«Беспризорники»
В подсобном хозяйстве «Победа» были и контора, и клуб-школа, и фельдшерский пункт, и магазин, и мастерские, фермы, птичник. Но вот детский сад построили только в конце семидесятых, поэтому мы, дети, очень часто оказывались предоставлены сами себе.
Каждая семья в этом вопросе обходилась собственными силами: у кого-то для присмотра за детьми были бабушки-дедушки или дети постарше; кто-то оставлял малышей дома под замком и изредка забегал проверить, как они там справляются; кто-то из мам становился домохозяйкой, пока дети не подрастут; кто-то даже брал детей на работу, если позволяли условия. Мы с братом прошли все эти стадии: и бабушки нас нянчили, и дома под замком оставляли. Правда, мы как-то раз угорели из-за рано закрытой вьюшки печи, поэтому мама некоторое время вынуждена была сидеть с нами дома.
Редихина (Пронина) Нина с детьми Сашей и Ириной. 1965 год
Потом она стала работать в конторе счетоводом-кассиром и брала нас с собой. Но какая тут работа? Мы же на месте не сидели.
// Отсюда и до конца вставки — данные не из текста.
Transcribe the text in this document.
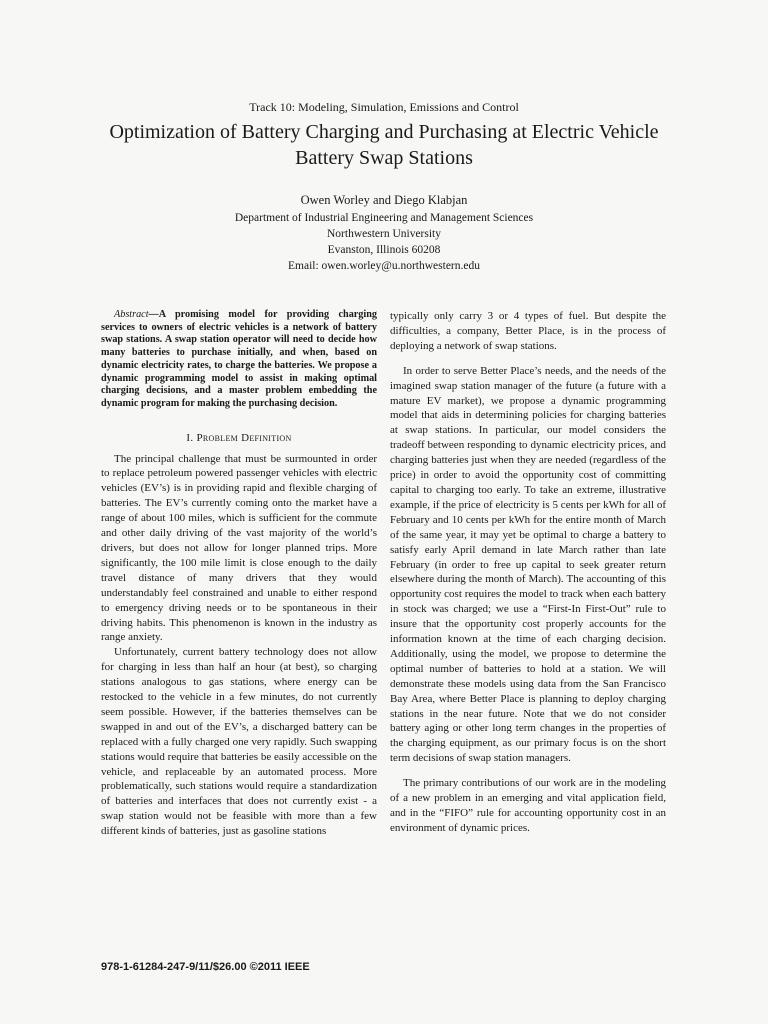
Track 10: Modeling, Simulation, Emissions and Control
Optimization of Battery Charging and Purchasing at Electric Vehicle Battery Swap Stations
Owen Worley and Diego Klabjan
Department of Industrial Engineering and Management Sciences
Northwestern University
Evanston, Illinois 60208
Email: owen.worley@u.northwestern.edu

Abstract—A promising model for providing charging services to owners of electric vehicles is a network of battery swap stations. A swap station operator will need to decide how many batteries to purchase initially, and when, based on dynamic electricity rates, to charge the batteries. We propose a dynamic programming model to assist in making optimal charging decisions, and a master problem embedding the dynamic program for making the purchasing decision.

I. Problem Definition

The principal challenge that must be surmounted in order to replace petroleum powered passenger vehicles with electric vehicles (EV’s) is in providing rapid and flexible charging of batteries. The EV’s currently coming onto the market have a range of about 100 miles, which is sufficient for the commute and other daily driving of the vast majority of the world’s drivers, but does not allow for longer planned trips. More significantly, the 100 mile limit is close enough to the daily travel distance of many drivers that they would understandably feel constrained and unable to either respond to emergency driving needs or to be spontaneous in their driving habits. This phenomenon is known in the industry as range anxiety.

Unfortunately, current battery technology does not allow for charging in less than half an hour (at best), so charging stations analogous to gas stations, where energy can be restocked to the vehicle in a few minutes, do not currently seem possible. However, if the batteries themselves can be swapped in and out of the EV’s, a discharged battery can be replaced with a fully charged one very rapidly. Such swapping stations would require that batteries be easily accessible on the vehicle, and replaceable by an automated process. More problematically, such stations would require a standardization of batteries and interfaces that does not currently exist - a swap station would not be feasible with more than a few different kinds of batteries, just as gasoline stations

typically only carry 3 or 4 types of fuel. But despite the difficulties, a company, Better Place, is in the process of deploying a network of swap stations.

In order to serve Better Place’s needs, and the needs of the imagined swap station manager of the future (a future with a mature EV market), we propose a dynamic programming model that aids in determining policies for charging batteries at swap stations. In particular, our model considers the tradeoff between responding to dynamic electricity prices, and charging batteries just when they are needed (regardless of the price) in order to avoid the opportunity cost of committing capital to charging too early. To take an extreme, illustrative example, if the price of electricity is 5 cents per kWh for all of February and 10 cents per kWh for the entire month of March of the same year, it may yet be optimal to charge a battery to satisfy early April demand in late March rather than late February (in order to free up capital to seek greater return elsewhere during the month of March). The accounting of this opportunity cost requires the model to track when each battery in stock was charged; we use a “First-In First-Out” rule to insure that the opportunity cost properly accounts for the information known at the time of each charging decision. Additionally, using the model, we propose to determine the optimal number of batteries to hold at a station. We will demonstrate these models using data from the San Francisco Bay Area, where Better Place is planning to deploy charging stations in the near future. Note that we do not consider battery aging or other long term changes in the properties of the charging equipment, as our primary focus is on the short term decisions of swap station managers.

The primary contributions of our work are in the modeling of a new problem in an emerging and vital application field, and in the “FIFO” rule for accounting opportunity cost in an environment of dynamic prices.

978-1-61284-247-9/11/$26.00 ©2011 IEEE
Мамин стол с печатной машинкой стоял слева от входа в кабинет, а за её плечом умостился невысокий сейф. Расстояние между столом и сейфом было как раз на мои вытянутые в стороны руки. Когда мне надоело наблюдать, как мама печатает, а потом лихо щёлкает костяшками конторских счётов, что-то подсчитывая, я опёрлась одной рукой о стол, другой – о сейф и стала болтать в воздухе ногами. Ну, весело же! Тут одна рука подломилась, и я впечаталась лбом прямо в дверцу сейфа. Шишак был знатный, как и рёв! Так я впервые познакомилась с целительной силой приложенных ко лбу холодных металлических предметов.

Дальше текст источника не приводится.